Palme d’Or winner Ken Loach has been expressing concern over the impact of Brexit on the British TV and film industry.
He was speaking at a debate in Brussels to mark the 10th anniversary of the Lux Film Prize, an award aimed at promoting European cinema.
Ken Loach scooped his second Palme d’Or in May with ‘I, Daniel Blake’, a portrait of an ailing carpenter facing the bureaucracy of the healthcare system in today’s Britain. The film was one of many supported by the EU’s Media programme.
“I think Britain leaving the EU will weaken its contribution to European films because the institutions that Europe has put in place for films, which are good – they don’t go far enough but what they do is good, like the MEDIA fund, like Eurimages and so on, they’re good – but Britain not being part of the MEDIA fund, for example, will weaken our connection to Europe. And it will inhibit the co-production treaties because if the free movement of people ends then it will be a big bureaucratic exercise, so it will weaken our connection to Europe,” said the veteran left-wing director.
He also took at the swipe at Hollywood, advising the European film industry not to go down the same road: “The advice to European politicians would be to change their ideas of a free market. A free market doesn’t mean the freedom of the bully to exploit, and that’s what we have with American cinema. Hollywood doesn’t want partners, they want servants, they want people to be subject to what they want to give us, so I think we need a genuine partnership and that means changing the ownership of cinemas and programming cinemas by people who care about films and not by people who care about fast food,” said Loach.

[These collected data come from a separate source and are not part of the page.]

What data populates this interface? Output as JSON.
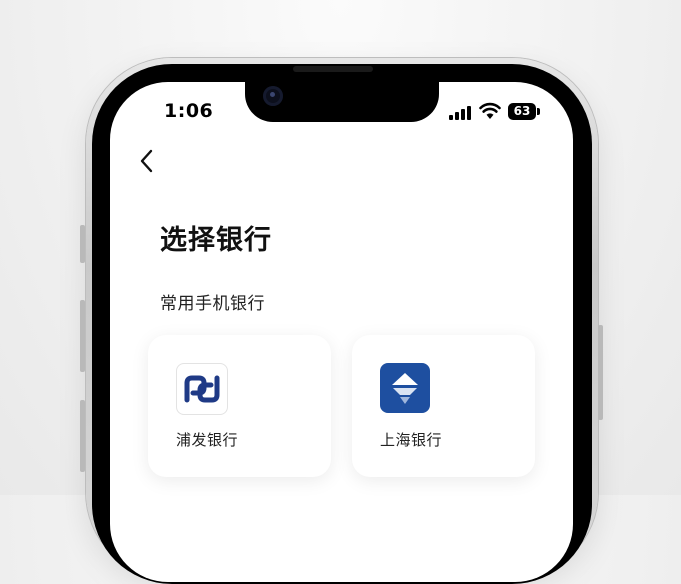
{
  "status_bar": {
    "time": "1:06",
    "battery": "63"
  },
  "header": {
    "back_icon": "chevron-left-icon",
    "title": "选择银行"
  },
  "section": {
    "label": "常用手机银行"
  },
  "banks": [
    {
      "name": "浦发银行",
      "logo_icon": "spdb-logo-icon",
      "color": "#1f3a86"
    },
    {
      "name": "上海银行",
      "logo_icon": "bank-of-shanghai-logo-icon",
      "color": "#1e4fa0"
    }
  ]
}
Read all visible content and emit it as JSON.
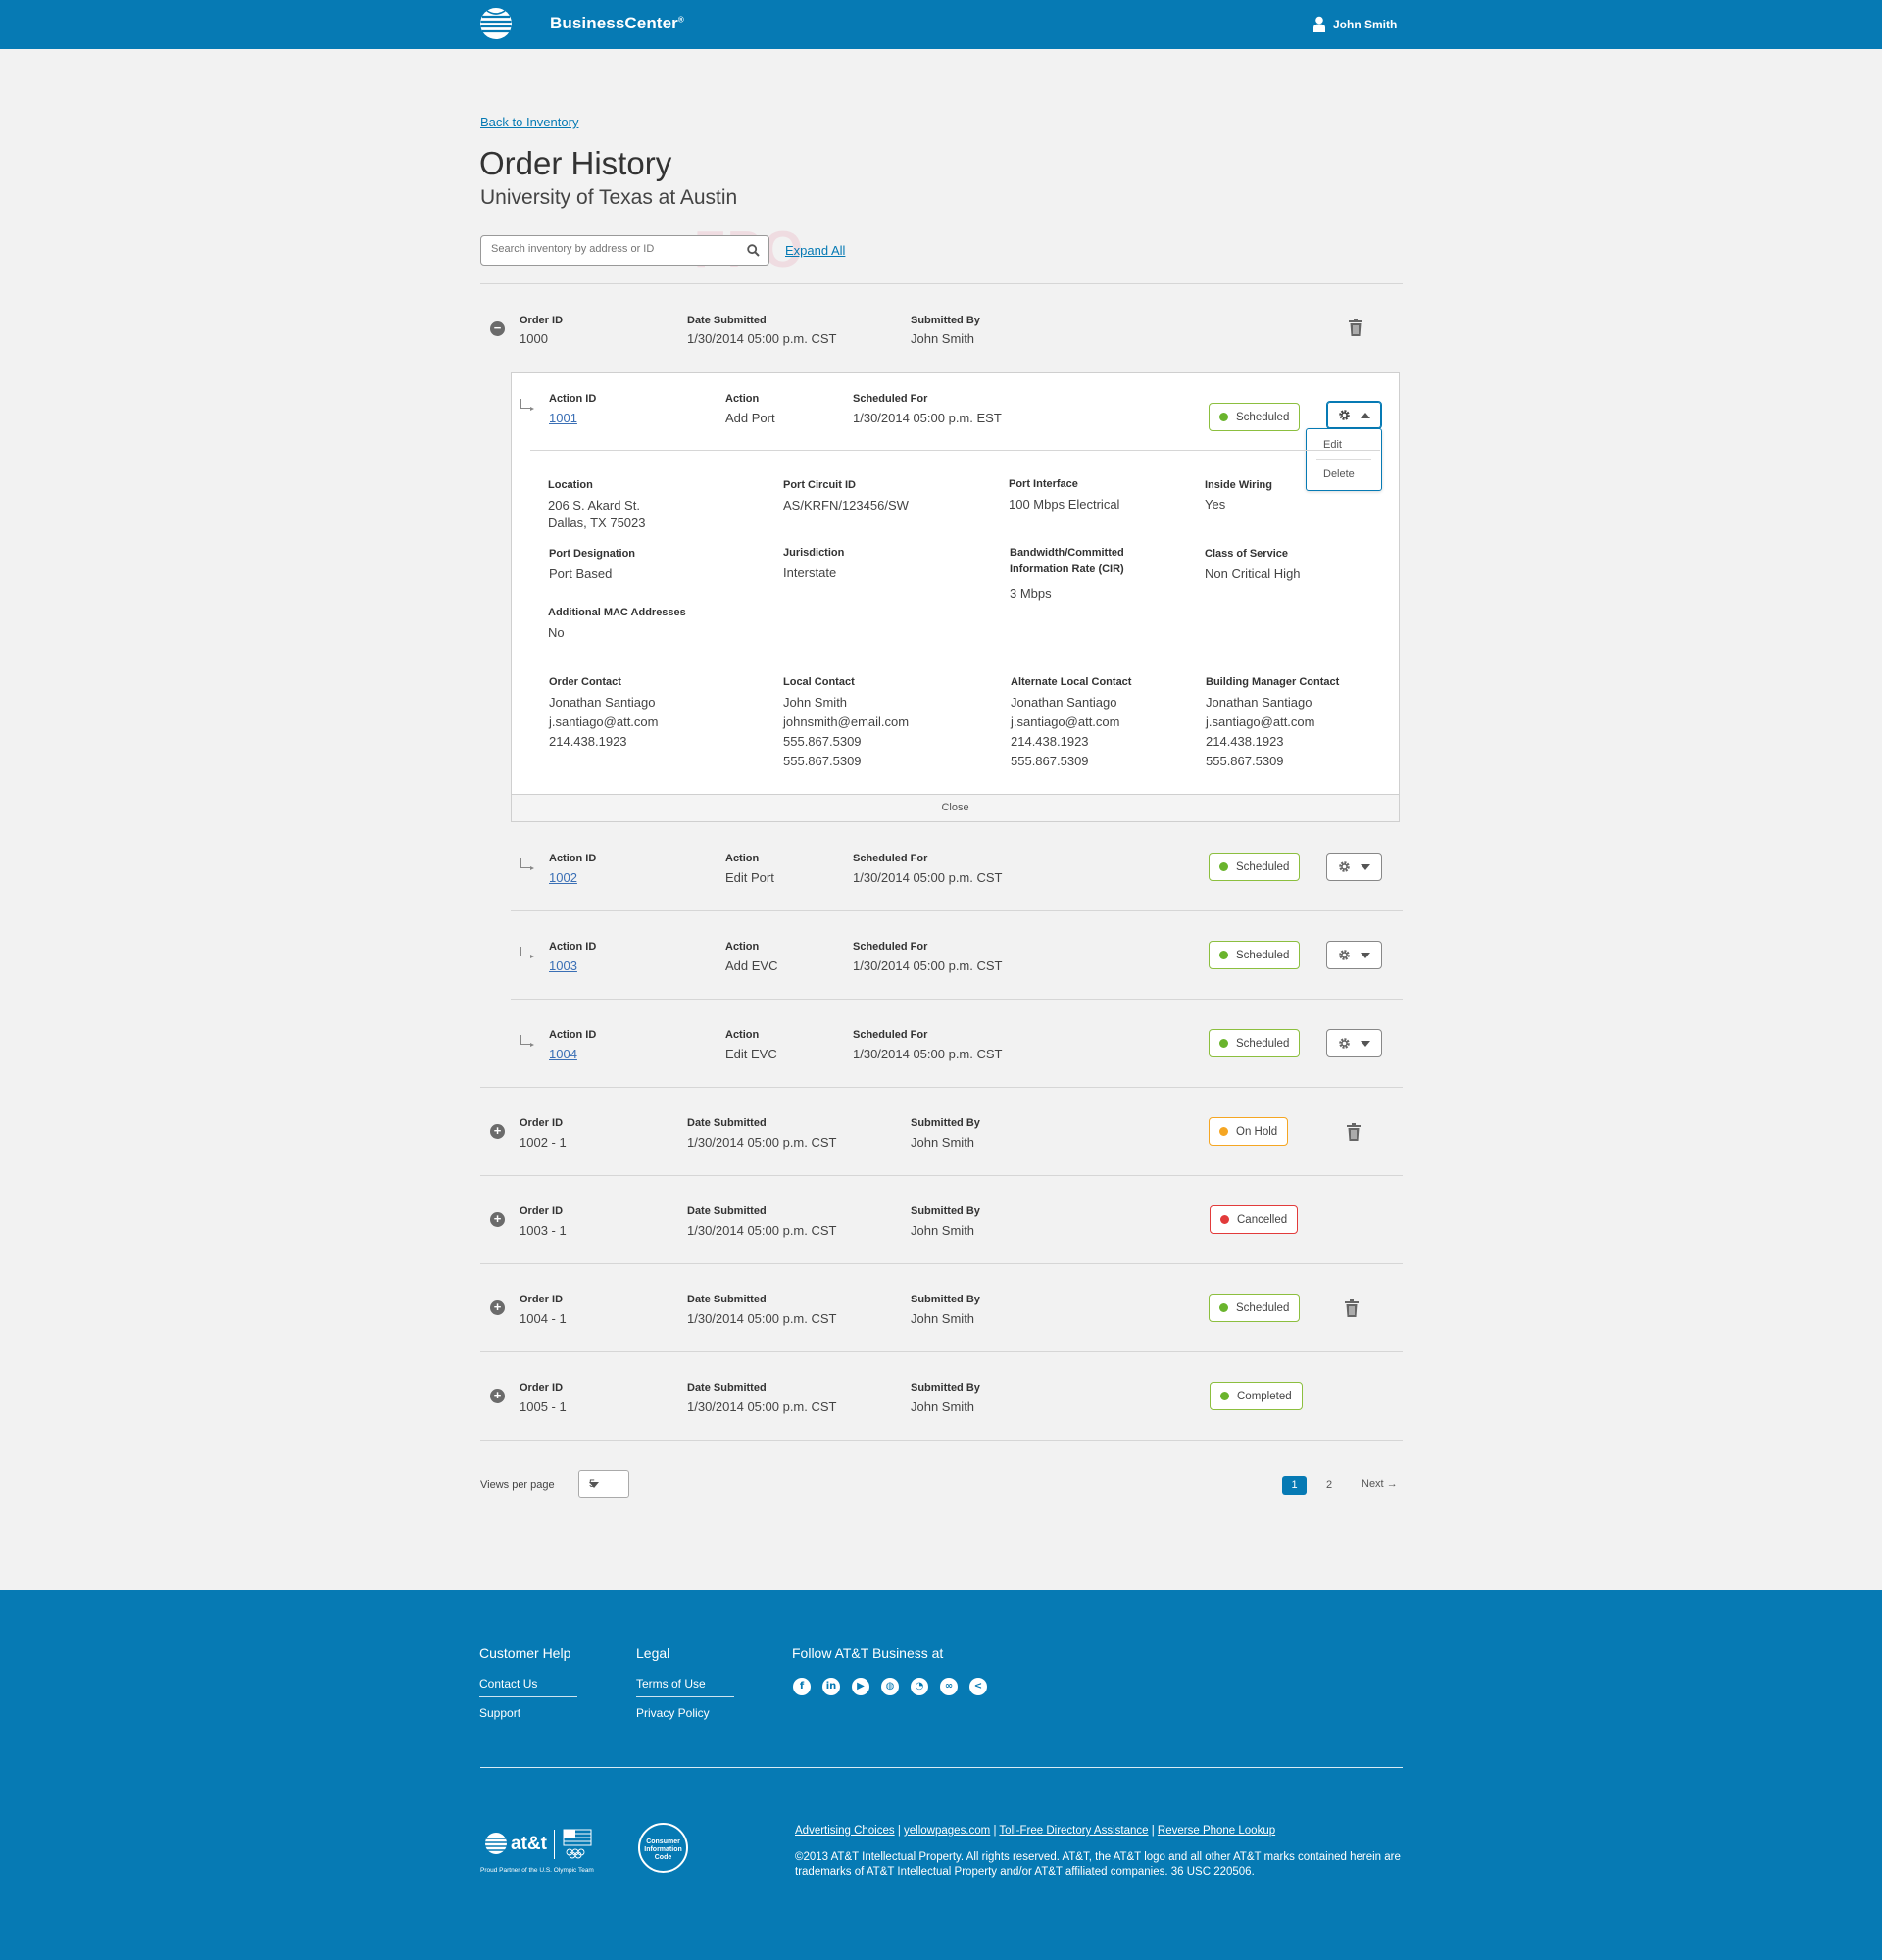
{
  "header": {
    "brand": "BusinessCenter",
    "brand_mark": "®",
    "user_name": "John Smith"
  },
  "page": {
    "back_link": "Back to Inventory",
    "title": "Order History",
    "subtitle": "University of Texas at Austin",
    "search_placeholder": "Search inventory by address or ID",
    "watermark": "FPO",
    "expand_all": "Expand All"
  },
  "labels": {
    "order_id": "Order ID",
    "date_submitted": "Date Submitted",
    "submitted_by": "Submitted By",
    "action_id": "Action ID",
    "action": "Action",
    "scheduled_for": "Scheduled For"
  },
  "order_main": {
    "order_id": "1000",
    "date": "1/30/2014 05:00 p.m. CST",
    "by": "John Smith"
  },
  "actions": [
    {
      "id": "1001",
      "action": "Add Port",
      "scheduled": "1/30/2014 05:00 p.m. EST",
      "status": "Scheduled"
    },
    {
      "id": "1002",
      "action": "Edit Port",
      "scheduled": "1/30/2014 05:00 p.m. CST",
      "status": "Scheduled"
    },
    {
      "id": "1003",
      "action": "Add EVC",
      "scheduled": "1/30/2014 05:00 p.m. CST",
      "status": "Scheduled"
    },
    {
      "id": "1004",
      "action": "Edit EVC",
      "scheduled": "1/30/2014 05:00 p.m. CST",
      "status": "Scheduled"
    }
  ],
  "menu": {
    "edit": "Edit",
    "delete": "Delete"
  },
  "details": {
    "location_label": "Location",
    "location_1": "206 S. Akard St.",
    "location_2": "Dallas, TX 75023",
    "circuit_label": "Port Circuit ID",
    "circuit": "AS/KRFN/123456/SW",
    "interface_label": "Port Interface",
    "interface": "100 Mbps Electrical",
    "wiring_label": "Inside Wiring",
    "wiring": "Yes",
    "designation_label": "Port Designation",
    "designation": "Port Based",
    "jurisdiction_label": "Jurisdiction",
    "jurisdiction": "Interstate",
    "bandwidth_label_1": "Bandwidth/Committed",
    "bandwidth_label_2": "Information Rate (CIR)",
    "bandwidth": "3 Mbps",
    "cos_label": "Class of Service",
    "cos": "Non Critical High",
    "mac_label": "Additional MAC Addresses",
    "mac": "No",
    "order_contact_label": "Order Contact",
    "order_contact": [
      "Jonathan Santiago",
      "j.santiago@att.com",
      "214.438.1923"
    ],
    "local_contact_label": "Local Contact",
    "local_contact": [
      "John Smith",
      "johnsmith@email.com",
      "555.867.5309",
      "555.867.5309"
    ],
    "alt_contact_label": "Alternate Local Contact",
    "alt_contact": [
      "Jonathan Santiago",
      "j.santiago@att.com",
      "214.438.1923",
      "555.867.5309"
    ],
    "bm_contact_label": "Building Manager Contact",
    "bm_contact": [
      "Jonathan Santiago",
      "j.santiago@att.com",
      "214.438.1923",
      "555.867.5309"
    ],
    "close": "Close"
  },
  "orders": [
    {
      "id": "1002 - 1",
      "date": "1/30/2014 05:00 p.m. CST",
      "by": "John Smith",
      "status": "On Hold"
    },
    {
      "id": "1003 - 1",
      "date": "1/30/2014 05:00 p.m. CST",
      "by": "John Smith",
      "status": "Cancelled"
    },
    {
      "id": "1004 - 1",
      "date": "1/30/2014 05:00 p.m. CST",
      "by": "John Smith",
      "status": "Scheduled"
    },
    {
      "id": "1005 - 1",
      "date": "1/30/2014 05:00 p.m. CST",
      "by": "John Smith",
      "status": "Completed"
    }
  ],
  "pagination": {
    "views_label": "Views per page",
    "per_page": "5",
    "page1": "1",
    "page2": "2",
    "next": "Next"
  },
  "footer": {
    "help_heading": "Customer Help",
    "contact": "Contact Us",
    "support": "Support",
    "legal_heading": "Legal",
    "terms": "Terms of Use",
    "privacy": "Privacy Policy",
    "follow_heading": "Follow AT&T Business at",
    "social_icons": [
      "facebook-icon",
      "linkedin-icon",
      "youtube-icon",
      "globe-icon",
      "rss-icon",
      "networking-icon",
      "share-icon"
    ],
    "logo_text": "at&t",
    "partner_text": "Proud Partner of the U.S. Olympic Team",
    "seal_text": "Consumer Information Code",
    "link_ad": "Advertising Choices",
    "link_yp": "yellowpages.com",
    "link_tf": "Toll-Free Directory Assistance",
    "link_rp": "Reverse Phone Lookup",
    "copyright": "©2013 AT&T Intellectual Property. All rights reserved. AT&T, the AT&T logo and all other AT&T marks contained herein are trademarks of AT&T Intellectual Property and/or AT&T affiliated companies. 36 USC 220506."
  },
  "colors": {
    "brand_blue": "#067ab4",
    "scheduled_green": "#6ab42d",
    "on_hold_orange": "#f5a623",
    "cancelled_red": "#e23b3b"
  }
}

The public debate on the future of European cinema was followed by a simultaneous screening in each EU country of last year’s Lux Prize winner, ‘Mustang’, by French-Turkish director Gamze Erguven.
Turkey recently surprised EU officials and Turkish cultural organisations by announcing it was leaving the Creative Europe programme, which supports the cultural and audiovisual sectors, less than two years after becoming one of a number of non-EU members.
Israel, on the other hand, is on course to partially joining the MEDIA sub-programme, along with countries like Georgia, Moldova and Ukraine.